The Glenugie Estate Workers’ Action Committee (GEWAC) in Sri Lanka urges workers at the Pampas bread and pastry factory in Melbourne, Australia to defeat the sell-out enterprise agreement that is being pushed by management and the union.

Glenugie Estate workers protesting on 12 September 2022, to demand higher wages and lower daily work targets.

As we have read on the WSWS, the United Workers’ Union (UWU) is pushing the agreement as a “historic win,” which is a fallacy. On the contrary, the agreement is for a 4.5 percent wage increase per year, as against the workers’ initial demand of 8 percent and even the scaled-down demand of the UWU for 6 percent. We note that this pay increase, upheld by the UWU, is well below the official inflation rate in Australia, which has reached 7.3 percent, while essential goods, including food, have risen even higher.

We also see how workers in Australia have been hit by the deliberate policies of the Australian central bank for exorbitant interest rates which are forcing workers to cut spending to keep up with loan repayments and mortgages, while the wealthy enjoy higher yields from investments and savings. Amid these attacks, the UWU, acting on behalf of big business and the capitalist class as a whole, is trying to portray a real wage cut as a wage increase.

We would like to relate our own experience with the trade union bureaucracy in Sri Lanka, which has been much cruder, but similar in essence.

The Ceylon Workers Congress (CWC), the biggest trade union in the plantations, has not only repeatedly betrayed workers’ demands. It has also acted as an agent for management in the witch hunting of militant workers.

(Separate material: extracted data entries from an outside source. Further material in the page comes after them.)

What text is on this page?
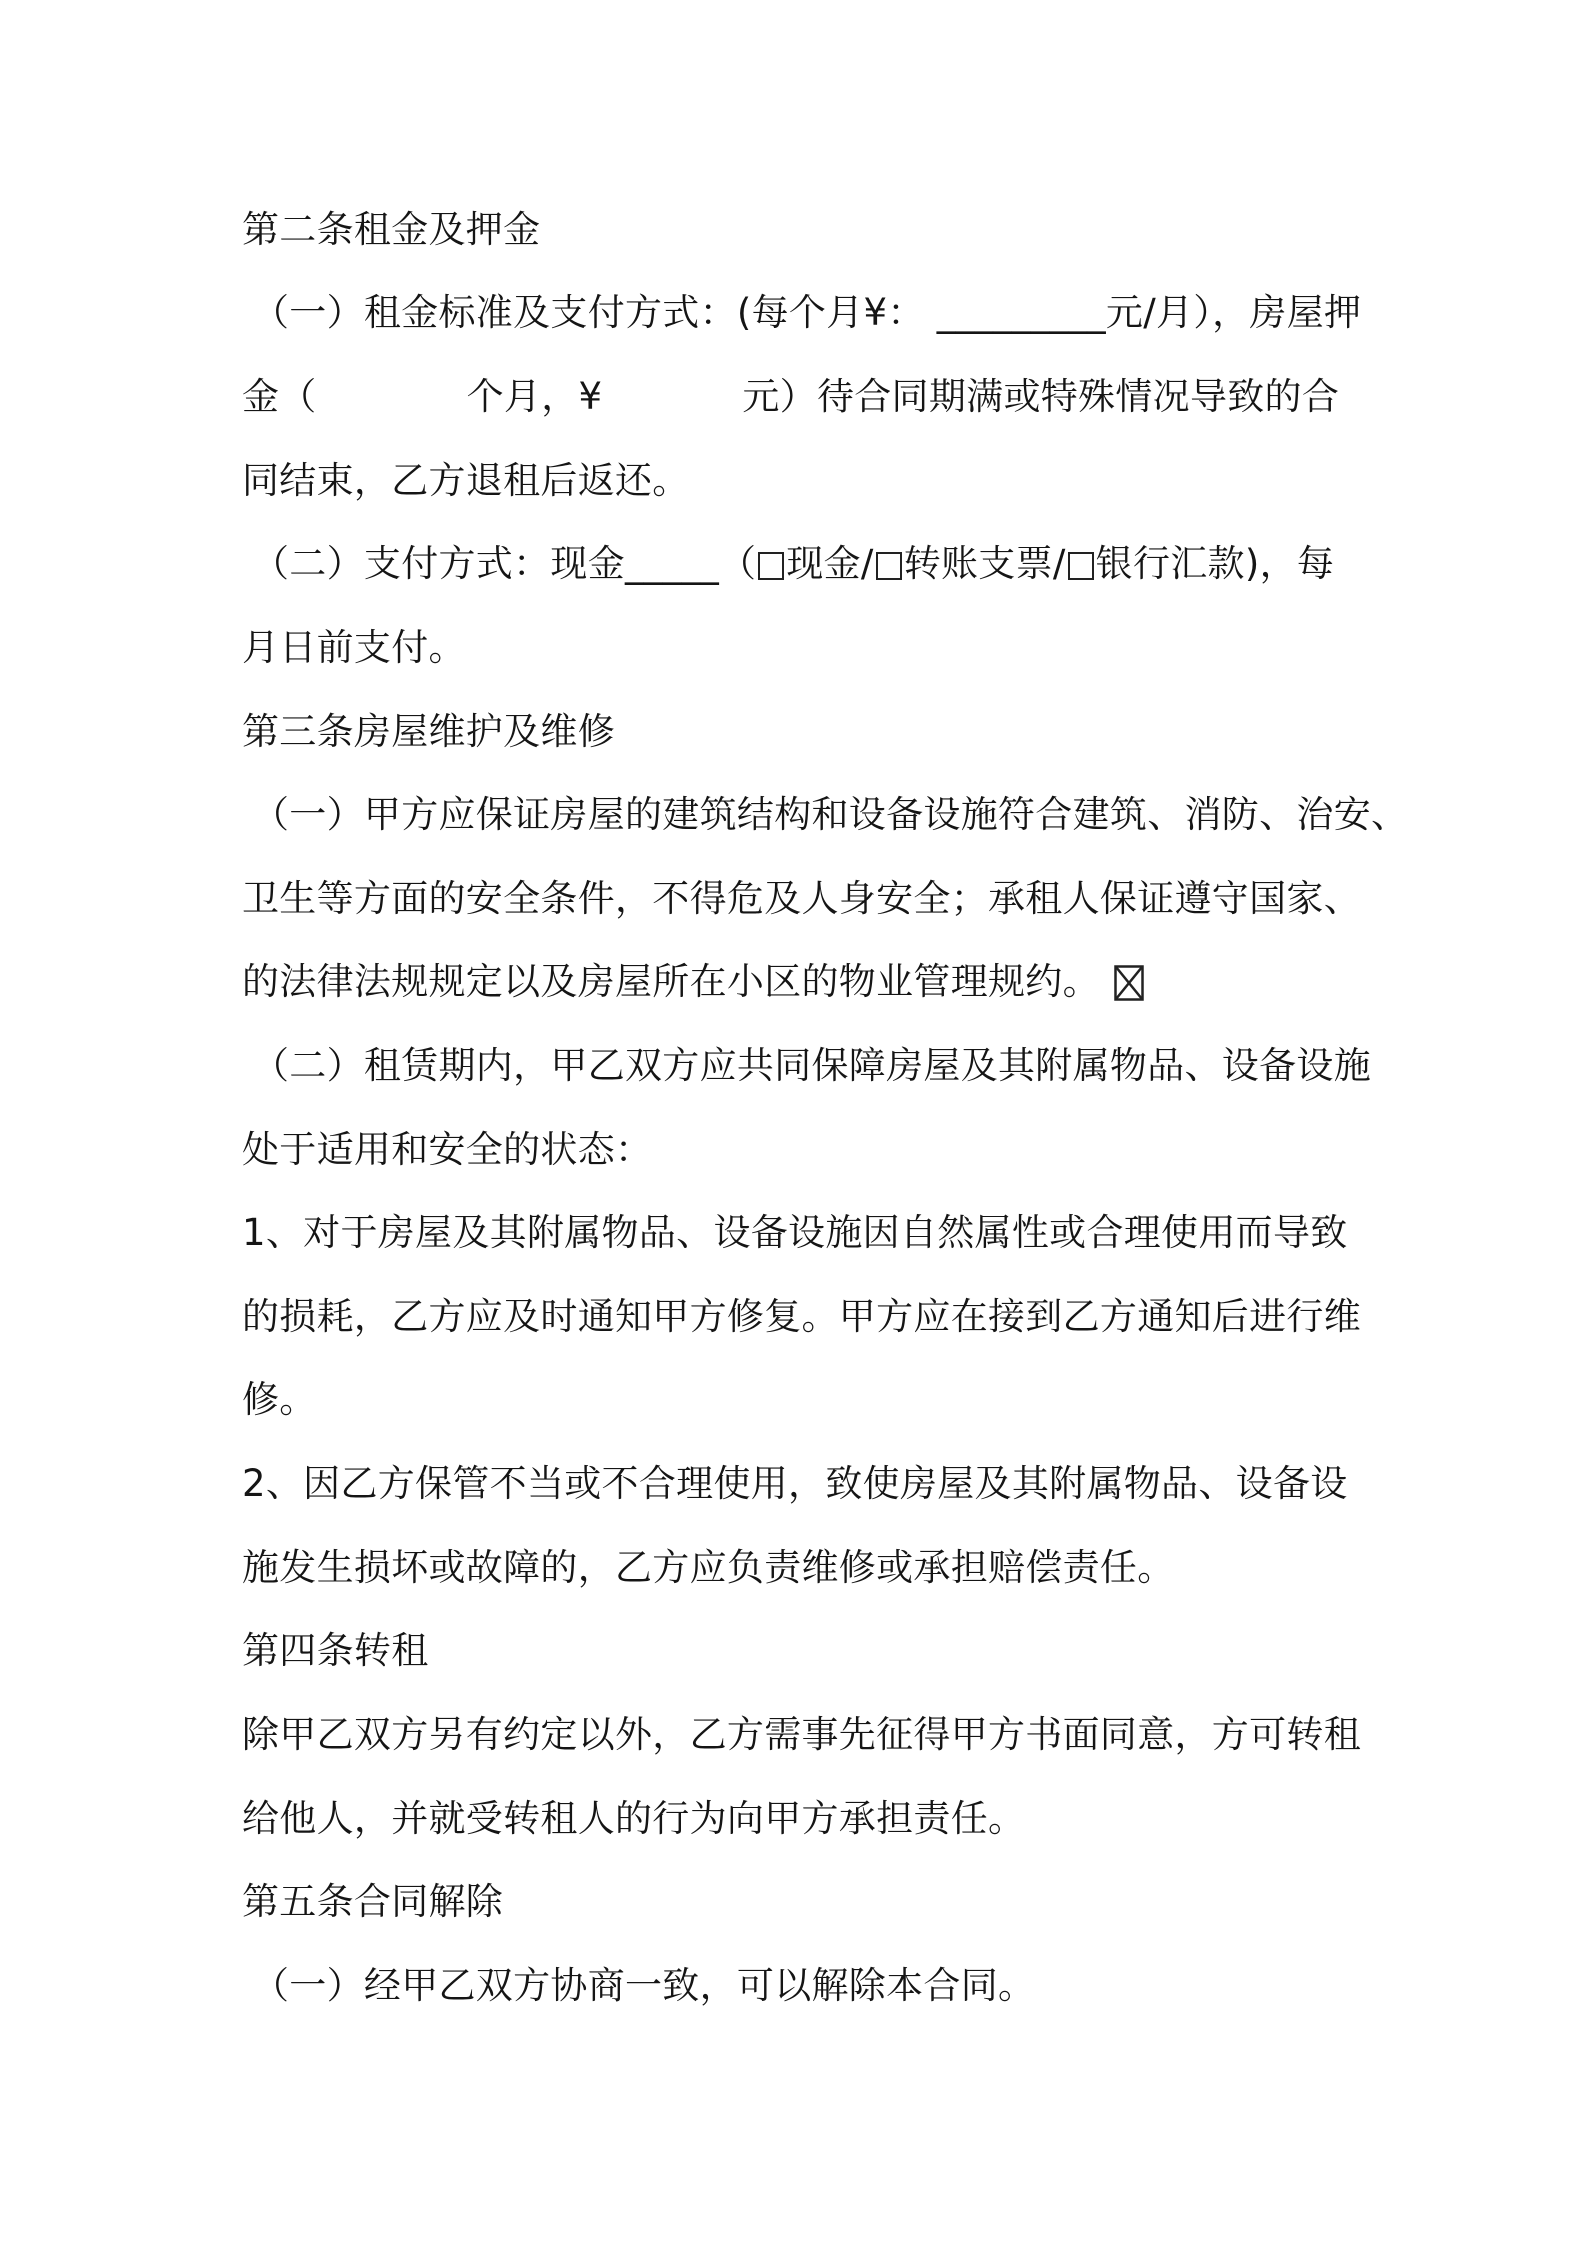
第二条租金及押金
（一）租金标准及支付方式：(每个月¥： _________元/月），房屋押
金（	个月，¥	元）待合同期满或特殊情况导致的合
同结束，乙方退租后返还。
（二）支付方式：现金_____（ 现金/ 转账支票/ 银行汇款)，每
月日前支付。
第三条房屋维护及维修
（一）甲方应保证房屋的建筑结构和设备设施符合建筑、消防、治安、
卫生等方面的安全条件，不得危及人身安全；承租人保证遵守国家、
的法律法规规定以及房屋所在小区的物业管理规约。
（二）租赁期内，甲乙双方应共同保障房屋及其附属物品、设备设施
处于适用和安全的状态：
1、对于房屋及其附属物品、设备设施因自然属性或合理使用而导致
的损耗，乙方应及时通知甲方修复。甲方应在接到乙方通知后进行维
修。
2、因乙方保管不当或不合理使用，致使房屋及其附属物品、设备设
施发生损坏或故障的，乙方应负责维修或承担赔偿责任。
第四条转租
除甲乙双方另有约定以外，乙方需事先征得甲方书面同意，方可转租
给他人，并就受转租人的行为向甲方承担责任。
第五条合同解除
（一）经甲乙双方协商一致，可以解除本合同。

When Alton Estate workers went on strike to demand higher wages in February and March 2021, along with thousands of plantation workers across the island, the police arrested 22 of them on trumped-up charges. They were accused of physically harassing the estate manager and damaging his residence during a protest near the premises. A case has been filed against these workers in the Hatton magistrate’s court.

The CWC, which has a branch at the estate, collaborated directly with management and the police in the witch hunt against the workers, while the other smaller plantation unions maintained a guilty silence.

Understanding that the unions would take no action, Alton Estate management summarily sacked 38 workers over the strike action, later reinstating just four but without back pay.

We went through the harsh experiences of trade union betrayals and decided to organise our Glenugie Estate Workers’ Action Committee. With the formation of the action committee, we managed to organise workers’ demonstrations, and solidarity picket lines demanding reinstatement of the sacked Alton plantation workers and other burning demands. It is an ongoing struggle.

We urge our brothers and sisters in the Pampas factory to take matters into their own hands and form a rank-and-file committee, independent of the trade union apparatus which is working for corporate interests, and join us in the International Workers’ Alliance of Rank-and-File Committees.